Warning: the following review contains spoilers (unless you read the book already).

First things first, I read The Giver for my 7th grade summer reading assignment. I read the book in about two days, and sure, I could say I’m a quick reader, or I was really into the book, but I’ll be truly honest, I had like a week before school started and I still hadn’t written a report.  Fortunately, I found the book entertaining, and as cliché as it sounds, I couldn’t put the book down. This film took its sweet time making its big screen debut, but I was ready to be first in line to watch the movie, that is, until I watched the trailer. I became apprehensive at first, but I still welcomed The Giver with open arms, especially after I managed to sit through TMNT last week.

Fans of Lois Lowry’s dystopian novel, The Giver, will absolutely enjoy watching this film, because the movie not only gives a vast array of visuals, but also takes liberties in expanding much of the literature. The film’s first 30 minutes are spent on introducing a sterile and colorless world–one rebuilt upon the ashes of complete and utter destruction. The main character, Jonas, played by Brenton Thwaite, is coming-of-age, and is chosen by grand ceremony to become The Receiver of memory. The only problem is, because he lives in a world void of emotions and suffering, he isn’t considerably prepared for the duties involved in receiving memories–one of which, is the memory of pain. After some time spent receiving memories, Jonas begins to question society and see past its seemingly safe establishment. Kind of like growing up, right?

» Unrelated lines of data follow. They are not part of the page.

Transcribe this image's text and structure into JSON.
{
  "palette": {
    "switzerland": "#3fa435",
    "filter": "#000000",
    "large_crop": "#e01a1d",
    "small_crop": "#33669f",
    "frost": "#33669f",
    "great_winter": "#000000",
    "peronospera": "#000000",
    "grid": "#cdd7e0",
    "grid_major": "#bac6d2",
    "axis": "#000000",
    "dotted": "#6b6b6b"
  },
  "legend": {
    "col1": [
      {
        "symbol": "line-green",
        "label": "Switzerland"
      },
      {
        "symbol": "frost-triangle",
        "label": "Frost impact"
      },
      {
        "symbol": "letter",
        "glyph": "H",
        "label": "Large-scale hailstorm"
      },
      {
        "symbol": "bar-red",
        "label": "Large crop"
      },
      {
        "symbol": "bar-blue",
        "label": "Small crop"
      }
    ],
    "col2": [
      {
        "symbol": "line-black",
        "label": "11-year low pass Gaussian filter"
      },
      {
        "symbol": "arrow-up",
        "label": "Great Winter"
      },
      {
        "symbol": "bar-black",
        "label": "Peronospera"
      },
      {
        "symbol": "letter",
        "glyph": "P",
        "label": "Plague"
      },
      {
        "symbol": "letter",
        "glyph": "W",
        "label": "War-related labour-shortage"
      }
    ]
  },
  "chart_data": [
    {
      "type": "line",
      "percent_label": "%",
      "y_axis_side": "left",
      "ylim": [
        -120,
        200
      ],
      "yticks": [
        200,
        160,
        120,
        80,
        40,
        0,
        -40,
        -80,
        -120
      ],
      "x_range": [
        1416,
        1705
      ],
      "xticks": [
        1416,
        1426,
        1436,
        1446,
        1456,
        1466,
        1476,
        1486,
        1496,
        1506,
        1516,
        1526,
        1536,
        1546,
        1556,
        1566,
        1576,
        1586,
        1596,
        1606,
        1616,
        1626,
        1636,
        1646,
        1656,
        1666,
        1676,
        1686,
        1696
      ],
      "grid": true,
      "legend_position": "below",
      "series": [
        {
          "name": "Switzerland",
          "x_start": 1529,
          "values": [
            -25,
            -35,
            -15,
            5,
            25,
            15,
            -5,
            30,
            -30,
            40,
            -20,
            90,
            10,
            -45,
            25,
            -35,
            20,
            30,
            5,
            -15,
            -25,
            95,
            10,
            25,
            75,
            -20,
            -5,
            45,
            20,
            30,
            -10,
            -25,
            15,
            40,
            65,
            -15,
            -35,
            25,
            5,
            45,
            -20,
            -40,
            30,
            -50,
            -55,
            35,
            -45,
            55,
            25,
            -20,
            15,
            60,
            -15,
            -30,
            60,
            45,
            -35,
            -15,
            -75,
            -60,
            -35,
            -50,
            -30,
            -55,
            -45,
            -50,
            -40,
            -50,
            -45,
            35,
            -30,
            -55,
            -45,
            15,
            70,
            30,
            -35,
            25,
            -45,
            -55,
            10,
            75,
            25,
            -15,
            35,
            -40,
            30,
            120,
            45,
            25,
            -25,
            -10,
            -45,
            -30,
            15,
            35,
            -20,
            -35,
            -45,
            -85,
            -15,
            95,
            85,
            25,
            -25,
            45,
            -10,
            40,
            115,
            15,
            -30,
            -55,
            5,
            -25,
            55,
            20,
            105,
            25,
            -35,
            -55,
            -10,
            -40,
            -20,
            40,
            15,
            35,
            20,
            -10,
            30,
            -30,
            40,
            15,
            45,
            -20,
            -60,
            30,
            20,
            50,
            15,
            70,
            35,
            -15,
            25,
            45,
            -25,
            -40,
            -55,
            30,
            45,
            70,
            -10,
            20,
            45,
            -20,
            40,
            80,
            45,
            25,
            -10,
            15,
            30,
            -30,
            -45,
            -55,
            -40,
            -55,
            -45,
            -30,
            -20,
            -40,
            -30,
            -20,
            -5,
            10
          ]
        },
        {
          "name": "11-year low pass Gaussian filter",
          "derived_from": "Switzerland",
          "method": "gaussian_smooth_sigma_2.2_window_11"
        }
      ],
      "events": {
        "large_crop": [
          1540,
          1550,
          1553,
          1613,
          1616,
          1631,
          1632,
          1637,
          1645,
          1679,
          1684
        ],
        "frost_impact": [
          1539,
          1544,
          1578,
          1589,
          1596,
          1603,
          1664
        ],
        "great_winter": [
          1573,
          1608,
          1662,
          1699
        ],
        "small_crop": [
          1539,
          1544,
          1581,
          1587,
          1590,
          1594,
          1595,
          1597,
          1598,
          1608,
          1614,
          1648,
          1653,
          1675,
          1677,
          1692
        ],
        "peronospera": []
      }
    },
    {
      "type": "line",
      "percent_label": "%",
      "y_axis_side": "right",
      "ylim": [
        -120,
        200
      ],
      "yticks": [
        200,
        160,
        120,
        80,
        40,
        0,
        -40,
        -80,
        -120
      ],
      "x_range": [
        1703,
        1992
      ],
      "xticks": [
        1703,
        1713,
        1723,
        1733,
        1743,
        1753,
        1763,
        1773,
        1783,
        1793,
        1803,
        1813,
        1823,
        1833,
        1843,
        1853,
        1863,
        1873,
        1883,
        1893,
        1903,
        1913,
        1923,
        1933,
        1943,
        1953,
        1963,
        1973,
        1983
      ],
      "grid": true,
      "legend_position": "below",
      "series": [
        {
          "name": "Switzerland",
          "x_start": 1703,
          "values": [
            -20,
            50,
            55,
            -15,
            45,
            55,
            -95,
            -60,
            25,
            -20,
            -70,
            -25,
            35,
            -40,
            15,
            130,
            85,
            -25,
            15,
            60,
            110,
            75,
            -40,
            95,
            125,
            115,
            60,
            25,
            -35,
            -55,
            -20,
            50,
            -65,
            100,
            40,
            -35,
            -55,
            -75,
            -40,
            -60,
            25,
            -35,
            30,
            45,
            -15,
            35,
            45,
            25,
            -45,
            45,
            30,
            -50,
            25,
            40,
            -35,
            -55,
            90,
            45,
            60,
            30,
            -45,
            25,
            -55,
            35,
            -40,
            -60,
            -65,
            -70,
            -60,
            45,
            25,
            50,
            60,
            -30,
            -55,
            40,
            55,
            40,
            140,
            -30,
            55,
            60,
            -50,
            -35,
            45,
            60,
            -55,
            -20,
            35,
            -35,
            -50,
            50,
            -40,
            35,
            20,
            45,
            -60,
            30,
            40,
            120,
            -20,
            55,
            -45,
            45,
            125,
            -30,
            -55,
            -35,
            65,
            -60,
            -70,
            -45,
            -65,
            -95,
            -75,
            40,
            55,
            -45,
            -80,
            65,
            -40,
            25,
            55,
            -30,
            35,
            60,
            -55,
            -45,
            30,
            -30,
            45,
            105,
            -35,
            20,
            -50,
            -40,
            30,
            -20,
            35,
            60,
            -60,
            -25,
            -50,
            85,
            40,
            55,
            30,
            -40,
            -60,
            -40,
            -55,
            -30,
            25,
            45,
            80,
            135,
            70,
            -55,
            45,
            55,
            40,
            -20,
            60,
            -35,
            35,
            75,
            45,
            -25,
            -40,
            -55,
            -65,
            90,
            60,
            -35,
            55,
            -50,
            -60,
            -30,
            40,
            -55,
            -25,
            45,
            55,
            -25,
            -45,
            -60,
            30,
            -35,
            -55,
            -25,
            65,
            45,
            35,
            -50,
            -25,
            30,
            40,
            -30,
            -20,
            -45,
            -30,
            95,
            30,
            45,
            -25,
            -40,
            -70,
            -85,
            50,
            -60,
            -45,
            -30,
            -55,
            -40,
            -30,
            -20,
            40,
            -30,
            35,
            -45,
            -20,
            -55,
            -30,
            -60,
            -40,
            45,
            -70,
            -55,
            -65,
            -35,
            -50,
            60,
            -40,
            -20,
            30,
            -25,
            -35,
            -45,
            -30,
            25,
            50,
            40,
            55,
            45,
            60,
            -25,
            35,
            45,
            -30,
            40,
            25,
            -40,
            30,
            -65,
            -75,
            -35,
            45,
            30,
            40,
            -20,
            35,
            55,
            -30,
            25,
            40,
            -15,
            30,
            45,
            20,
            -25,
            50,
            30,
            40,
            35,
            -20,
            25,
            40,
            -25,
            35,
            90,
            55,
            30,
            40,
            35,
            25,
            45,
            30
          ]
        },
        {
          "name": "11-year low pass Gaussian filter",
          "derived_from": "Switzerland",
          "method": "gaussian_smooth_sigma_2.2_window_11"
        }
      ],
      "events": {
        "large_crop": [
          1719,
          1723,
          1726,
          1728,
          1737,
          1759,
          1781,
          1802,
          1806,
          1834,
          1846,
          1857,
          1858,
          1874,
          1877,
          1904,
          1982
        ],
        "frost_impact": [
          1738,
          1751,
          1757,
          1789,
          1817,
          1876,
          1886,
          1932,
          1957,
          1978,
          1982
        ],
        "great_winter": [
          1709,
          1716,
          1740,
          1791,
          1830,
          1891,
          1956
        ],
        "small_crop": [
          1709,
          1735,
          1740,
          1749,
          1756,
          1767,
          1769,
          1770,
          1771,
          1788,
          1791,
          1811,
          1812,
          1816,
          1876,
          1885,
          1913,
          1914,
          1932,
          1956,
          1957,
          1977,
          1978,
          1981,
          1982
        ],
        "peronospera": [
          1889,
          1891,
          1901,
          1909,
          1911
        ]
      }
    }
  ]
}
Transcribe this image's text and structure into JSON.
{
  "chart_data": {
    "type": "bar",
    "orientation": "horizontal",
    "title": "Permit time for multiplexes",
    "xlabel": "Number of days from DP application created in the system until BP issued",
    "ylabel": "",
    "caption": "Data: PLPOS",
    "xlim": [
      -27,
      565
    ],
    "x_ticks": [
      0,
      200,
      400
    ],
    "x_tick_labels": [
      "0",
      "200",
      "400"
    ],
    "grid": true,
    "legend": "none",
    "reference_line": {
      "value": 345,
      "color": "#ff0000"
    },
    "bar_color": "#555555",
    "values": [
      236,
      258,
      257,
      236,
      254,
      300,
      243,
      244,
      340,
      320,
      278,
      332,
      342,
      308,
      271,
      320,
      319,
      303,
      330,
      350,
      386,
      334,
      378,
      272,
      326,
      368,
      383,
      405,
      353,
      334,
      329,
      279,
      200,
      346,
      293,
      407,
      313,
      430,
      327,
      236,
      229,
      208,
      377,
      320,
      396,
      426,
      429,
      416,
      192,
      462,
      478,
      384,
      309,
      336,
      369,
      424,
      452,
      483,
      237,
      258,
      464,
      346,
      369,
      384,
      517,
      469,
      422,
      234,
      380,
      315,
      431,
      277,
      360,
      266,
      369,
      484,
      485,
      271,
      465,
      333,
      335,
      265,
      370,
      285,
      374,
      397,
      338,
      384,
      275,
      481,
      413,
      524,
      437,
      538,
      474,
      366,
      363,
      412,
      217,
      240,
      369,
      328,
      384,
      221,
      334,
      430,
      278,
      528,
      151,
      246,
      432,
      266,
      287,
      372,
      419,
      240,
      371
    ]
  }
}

The Giver seems to have a solid grasp on the core story and the visuals, but what it lacks are the things that made the novel truly powerful. I believe the movie was so caught up on providing the beauty of life that it failed to balance that out with the things that made it ugly. Jonas learned that the people of the community were blissfully unaware of the shackles imposed on their society, the apparent lack (and knowledge) of free will (or even privacy), and he knew they have no idea what it meant to truly live life. The internal struggle he had with himself in the novel was lacking in the film, and it truly trims down the depth of his character. However, none of this takes away from the fact that the movie is visually appealing. If you’re a fan of The Giver, quit waiting and head out to the nearest theater. It’s worth the wait.